Le GIGN réunit en son sein les forces intervention, observation-recherche et sécurité-protection, mais également de nombreuses cellules d’appui. Parmi celles-ci l’on trouve la cellule audits et dossiers d’objectifs (CADO). Le Monde de la Sécurité s’est entretenu avec G.B, l’un de ses membres.

 

Interview de G.B., membre de la cellule Audits et Dossiers d'Objectifs du GIGN, réalisée par Jean-Jacques, directeur de la publication du Monde de la Sécurité

Publiée le 16 novembre 2021 à 07h30 

La cellule audits et dossiers d’objectifs (CADO) est un des rouages stratégiques du GIGN puisque les missions de cette cellule consistent à auditer des sites sensibles, établir des dossiers d’objectifs, mais aussi être en appui du groupe d’intervention en cas de crise.
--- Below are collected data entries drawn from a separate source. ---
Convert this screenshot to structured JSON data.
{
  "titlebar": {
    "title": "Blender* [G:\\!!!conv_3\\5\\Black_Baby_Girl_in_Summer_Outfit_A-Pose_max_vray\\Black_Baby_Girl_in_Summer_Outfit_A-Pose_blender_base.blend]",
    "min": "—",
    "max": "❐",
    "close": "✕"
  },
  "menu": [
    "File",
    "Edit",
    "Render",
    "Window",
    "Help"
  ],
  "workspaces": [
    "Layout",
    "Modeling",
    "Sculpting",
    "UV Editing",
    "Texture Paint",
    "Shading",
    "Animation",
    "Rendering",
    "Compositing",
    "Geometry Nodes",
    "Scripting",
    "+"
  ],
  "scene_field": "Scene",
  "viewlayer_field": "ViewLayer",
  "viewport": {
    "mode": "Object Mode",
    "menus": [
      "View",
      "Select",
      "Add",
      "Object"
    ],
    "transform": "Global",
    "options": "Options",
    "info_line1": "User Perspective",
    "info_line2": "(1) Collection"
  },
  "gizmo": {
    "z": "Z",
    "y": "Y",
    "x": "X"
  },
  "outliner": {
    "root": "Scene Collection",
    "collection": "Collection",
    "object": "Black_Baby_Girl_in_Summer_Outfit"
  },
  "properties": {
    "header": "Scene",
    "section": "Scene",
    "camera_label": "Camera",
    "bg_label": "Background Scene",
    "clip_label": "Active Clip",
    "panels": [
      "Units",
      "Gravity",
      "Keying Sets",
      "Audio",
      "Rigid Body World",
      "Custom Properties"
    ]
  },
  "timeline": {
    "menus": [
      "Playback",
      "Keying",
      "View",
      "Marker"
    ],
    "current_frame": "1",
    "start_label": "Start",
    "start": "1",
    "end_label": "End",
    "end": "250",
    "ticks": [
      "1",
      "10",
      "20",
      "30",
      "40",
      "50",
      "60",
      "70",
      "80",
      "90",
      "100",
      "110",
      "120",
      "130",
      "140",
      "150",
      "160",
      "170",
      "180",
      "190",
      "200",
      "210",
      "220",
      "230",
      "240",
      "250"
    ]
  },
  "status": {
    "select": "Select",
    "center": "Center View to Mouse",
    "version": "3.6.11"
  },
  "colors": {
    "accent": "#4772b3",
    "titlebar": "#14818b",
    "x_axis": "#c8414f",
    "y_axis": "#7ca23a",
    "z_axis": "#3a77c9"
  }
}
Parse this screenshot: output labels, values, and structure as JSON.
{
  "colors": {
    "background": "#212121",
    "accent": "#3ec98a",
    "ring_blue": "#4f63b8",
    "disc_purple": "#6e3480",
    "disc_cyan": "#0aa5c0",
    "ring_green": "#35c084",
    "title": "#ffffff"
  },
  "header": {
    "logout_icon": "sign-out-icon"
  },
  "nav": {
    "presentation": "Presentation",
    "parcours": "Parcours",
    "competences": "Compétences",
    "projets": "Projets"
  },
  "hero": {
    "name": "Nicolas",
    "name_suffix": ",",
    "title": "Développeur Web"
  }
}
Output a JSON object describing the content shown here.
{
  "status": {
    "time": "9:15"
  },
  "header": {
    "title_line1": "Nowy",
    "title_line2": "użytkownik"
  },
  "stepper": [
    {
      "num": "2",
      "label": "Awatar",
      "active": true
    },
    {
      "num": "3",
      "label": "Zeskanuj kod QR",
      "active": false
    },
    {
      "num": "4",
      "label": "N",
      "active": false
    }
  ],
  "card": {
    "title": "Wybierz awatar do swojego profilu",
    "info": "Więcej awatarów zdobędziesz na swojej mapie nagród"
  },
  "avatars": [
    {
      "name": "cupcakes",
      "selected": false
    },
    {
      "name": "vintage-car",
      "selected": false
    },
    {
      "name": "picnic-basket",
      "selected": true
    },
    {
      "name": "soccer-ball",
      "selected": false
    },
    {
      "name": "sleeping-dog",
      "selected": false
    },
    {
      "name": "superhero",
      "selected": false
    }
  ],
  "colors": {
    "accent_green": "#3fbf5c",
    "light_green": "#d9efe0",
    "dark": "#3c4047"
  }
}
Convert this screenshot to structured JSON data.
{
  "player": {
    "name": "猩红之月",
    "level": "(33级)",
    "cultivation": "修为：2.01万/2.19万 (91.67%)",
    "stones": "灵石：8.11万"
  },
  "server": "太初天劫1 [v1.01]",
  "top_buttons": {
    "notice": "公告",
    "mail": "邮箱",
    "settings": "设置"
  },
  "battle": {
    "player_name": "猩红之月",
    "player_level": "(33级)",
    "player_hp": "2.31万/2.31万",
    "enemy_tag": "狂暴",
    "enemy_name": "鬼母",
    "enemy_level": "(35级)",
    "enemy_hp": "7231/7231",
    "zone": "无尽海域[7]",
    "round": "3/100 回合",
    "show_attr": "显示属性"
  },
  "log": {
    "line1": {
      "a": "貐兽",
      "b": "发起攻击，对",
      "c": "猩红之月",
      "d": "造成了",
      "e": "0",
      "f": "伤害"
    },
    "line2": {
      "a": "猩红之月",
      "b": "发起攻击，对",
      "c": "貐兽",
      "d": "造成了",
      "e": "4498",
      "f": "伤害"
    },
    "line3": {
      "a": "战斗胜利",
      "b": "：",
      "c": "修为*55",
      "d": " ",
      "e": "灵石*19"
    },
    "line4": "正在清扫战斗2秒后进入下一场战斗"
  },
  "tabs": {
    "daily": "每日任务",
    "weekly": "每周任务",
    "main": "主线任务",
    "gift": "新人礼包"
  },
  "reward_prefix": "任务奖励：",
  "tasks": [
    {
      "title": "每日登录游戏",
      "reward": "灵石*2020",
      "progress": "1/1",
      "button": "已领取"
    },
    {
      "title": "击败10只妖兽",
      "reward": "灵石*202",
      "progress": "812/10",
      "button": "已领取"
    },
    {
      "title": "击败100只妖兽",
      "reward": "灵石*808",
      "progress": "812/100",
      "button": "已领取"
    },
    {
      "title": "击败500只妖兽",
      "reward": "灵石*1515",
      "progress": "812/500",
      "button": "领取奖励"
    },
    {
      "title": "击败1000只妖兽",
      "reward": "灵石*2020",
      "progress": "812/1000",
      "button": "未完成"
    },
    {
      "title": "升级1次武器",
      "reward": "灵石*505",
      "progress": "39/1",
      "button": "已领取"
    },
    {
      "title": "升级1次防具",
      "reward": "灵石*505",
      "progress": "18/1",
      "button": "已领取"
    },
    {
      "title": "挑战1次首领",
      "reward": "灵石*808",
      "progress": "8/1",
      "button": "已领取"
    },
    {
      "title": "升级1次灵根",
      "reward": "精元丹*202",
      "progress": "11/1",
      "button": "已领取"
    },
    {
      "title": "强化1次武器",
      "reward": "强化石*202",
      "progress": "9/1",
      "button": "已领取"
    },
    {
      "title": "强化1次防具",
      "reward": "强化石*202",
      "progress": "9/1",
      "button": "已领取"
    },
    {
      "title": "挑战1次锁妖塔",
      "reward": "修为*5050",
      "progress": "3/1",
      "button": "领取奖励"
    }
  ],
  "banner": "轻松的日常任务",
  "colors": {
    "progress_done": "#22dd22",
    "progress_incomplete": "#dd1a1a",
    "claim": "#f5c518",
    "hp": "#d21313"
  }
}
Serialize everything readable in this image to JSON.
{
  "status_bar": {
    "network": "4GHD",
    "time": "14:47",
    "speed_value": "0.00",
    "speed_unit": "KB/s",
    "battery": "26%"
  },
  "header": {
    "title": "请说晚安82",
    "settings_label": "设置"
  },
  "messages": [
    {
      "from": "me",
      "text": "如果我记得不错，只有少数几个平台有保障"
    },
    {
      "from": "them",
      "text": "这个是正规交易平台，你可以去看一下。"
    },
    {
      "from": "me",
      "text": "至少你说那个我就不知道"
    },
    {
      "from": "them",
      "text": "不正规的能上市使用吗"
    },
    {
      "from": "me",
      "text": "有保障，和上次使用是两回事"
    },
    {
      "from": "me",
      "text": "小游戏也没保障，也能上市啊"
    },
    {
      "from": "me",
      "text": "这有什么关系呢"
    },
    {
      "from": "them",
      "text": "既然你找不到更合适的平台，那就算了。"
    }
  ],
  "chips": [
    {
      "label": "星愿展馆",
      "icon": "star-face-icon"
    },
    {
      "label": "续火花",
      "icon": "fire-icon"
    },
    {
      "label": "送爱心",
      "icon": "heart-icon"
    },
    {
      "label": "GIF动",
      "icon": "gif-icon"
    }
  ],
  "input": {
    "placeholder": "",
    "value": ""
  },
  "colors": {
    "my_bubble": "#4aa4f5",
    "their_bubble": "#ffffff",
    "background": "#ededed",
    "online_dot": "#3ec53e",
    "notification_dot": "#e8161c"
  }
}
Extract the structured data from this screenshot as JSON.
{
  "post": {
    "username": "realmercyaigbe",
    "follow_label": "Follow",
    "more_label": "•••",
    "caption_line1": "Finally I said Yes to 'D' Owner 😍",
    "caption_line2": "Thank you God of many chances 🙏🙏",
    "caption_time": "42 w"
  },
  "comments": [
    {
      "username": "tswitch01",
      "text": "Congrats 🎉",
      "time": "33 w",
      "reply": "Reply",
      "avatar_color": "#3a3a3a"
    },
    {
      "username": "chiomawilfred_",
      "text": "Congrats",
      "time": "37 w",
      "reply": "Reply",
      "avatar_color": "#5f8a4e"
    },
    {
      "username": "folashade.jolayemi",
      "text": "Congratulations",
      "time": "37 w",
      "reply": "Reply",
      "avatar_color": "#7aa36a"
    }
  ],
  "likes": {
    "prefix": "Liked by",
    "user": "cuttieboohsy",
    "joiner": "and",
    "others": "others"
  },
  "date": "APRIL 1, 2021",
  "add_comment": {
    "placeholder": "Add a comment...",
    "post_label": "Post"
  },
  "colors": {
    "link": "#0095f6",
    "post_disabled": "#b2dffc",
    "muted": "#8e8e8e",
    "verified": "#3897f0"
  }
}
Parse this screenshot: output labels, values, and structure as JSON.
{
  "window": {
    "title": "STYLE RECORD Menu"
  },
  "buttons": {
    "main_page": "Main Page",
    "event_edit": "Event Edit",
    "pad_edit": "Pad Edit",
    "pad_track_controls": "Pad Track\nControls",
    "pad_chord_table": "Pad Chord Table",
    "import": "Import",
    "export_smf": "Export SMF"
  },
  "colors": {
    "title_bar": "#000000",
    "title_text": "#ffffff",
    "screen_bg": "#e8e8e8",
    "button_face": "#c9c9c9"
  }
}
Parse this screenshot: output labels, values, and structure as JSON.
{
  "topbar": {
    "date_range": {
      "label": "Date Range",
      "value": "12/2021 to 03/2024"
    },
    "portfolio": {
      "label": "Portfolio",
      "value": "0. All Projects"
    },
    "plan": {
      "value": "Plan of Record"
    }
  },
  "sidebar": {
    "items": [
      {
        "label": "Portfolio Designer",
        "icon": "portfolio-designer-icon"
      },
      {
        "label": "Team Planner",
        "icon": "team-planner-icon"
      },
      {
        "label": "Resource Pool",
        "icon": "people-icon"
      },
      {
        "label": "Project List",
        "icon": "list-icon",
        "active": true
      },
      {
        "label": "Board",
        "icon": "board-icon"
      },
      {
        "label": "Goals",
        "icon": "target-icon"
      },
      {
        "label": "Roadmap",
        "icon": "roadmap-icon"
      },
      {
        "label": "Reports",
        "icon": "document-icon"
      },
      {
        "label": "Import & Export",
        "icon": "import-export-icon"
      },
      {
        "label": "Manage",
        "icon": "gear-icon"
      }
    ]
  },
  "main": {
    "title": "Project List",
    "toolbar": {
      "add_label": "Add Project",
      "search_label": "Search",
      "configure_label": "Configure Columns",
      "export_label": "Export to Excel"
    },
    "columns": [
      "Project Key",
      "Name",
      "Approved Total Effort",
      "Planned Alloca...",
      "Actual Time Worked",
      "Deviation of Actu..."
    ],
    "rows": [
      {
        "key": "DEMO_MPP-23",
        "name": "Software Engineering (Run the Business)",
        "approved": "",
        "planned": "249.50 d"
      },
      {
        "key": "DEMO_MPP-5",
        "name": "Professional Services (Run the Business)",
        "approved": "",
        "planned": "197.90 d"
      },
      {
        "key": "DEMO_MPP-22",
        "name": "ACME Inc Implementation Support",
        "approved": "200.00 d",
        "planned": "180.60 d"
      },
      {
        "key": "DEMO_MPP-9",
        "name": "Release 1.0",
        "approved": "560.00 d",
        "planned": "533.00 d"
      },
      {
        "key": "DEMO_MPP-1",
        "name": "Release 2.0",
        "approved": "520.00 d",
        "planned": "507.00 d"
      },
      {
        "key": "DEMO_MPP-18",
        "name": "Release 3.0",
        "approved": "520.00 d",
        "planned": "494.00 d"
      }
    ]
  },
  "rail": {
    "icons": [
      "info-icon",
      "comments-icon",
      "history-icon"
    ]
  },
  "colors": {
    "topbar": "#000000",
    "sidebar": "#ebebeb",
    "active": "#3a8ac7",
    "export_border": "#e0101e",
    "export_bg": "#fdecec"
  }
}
« La CADO a 4 missions principales : la première qui représente 70 % de notre travail consiste à établir des dossiers d’objectifs. Un dossier d’objectifs, c’est une photo à l’instant T d’un site. L’objectif de ce type de dossier est de collecter un maximum d’informations sur un site sensible afin qu’en cas de crise nous puissions intervenir dans les meilleures conditions possibles. Notre seconde mission consiste à réaliser des audits de sûreté : notre objectif est d’identifier les vulnérabilités du site et d’établir des préconisations qui seront hiérarchisées et adaptées, en lien avec l’état de la menace et l’analyse des risques. Notre troisième mission est une mission d’appui en cas de crise : elle consiste à fournir aux personnels de l’unité un maximum d’informations sur la configuration des lieux. Enfin, notre quatrième mission est une mission d’information et de formation. »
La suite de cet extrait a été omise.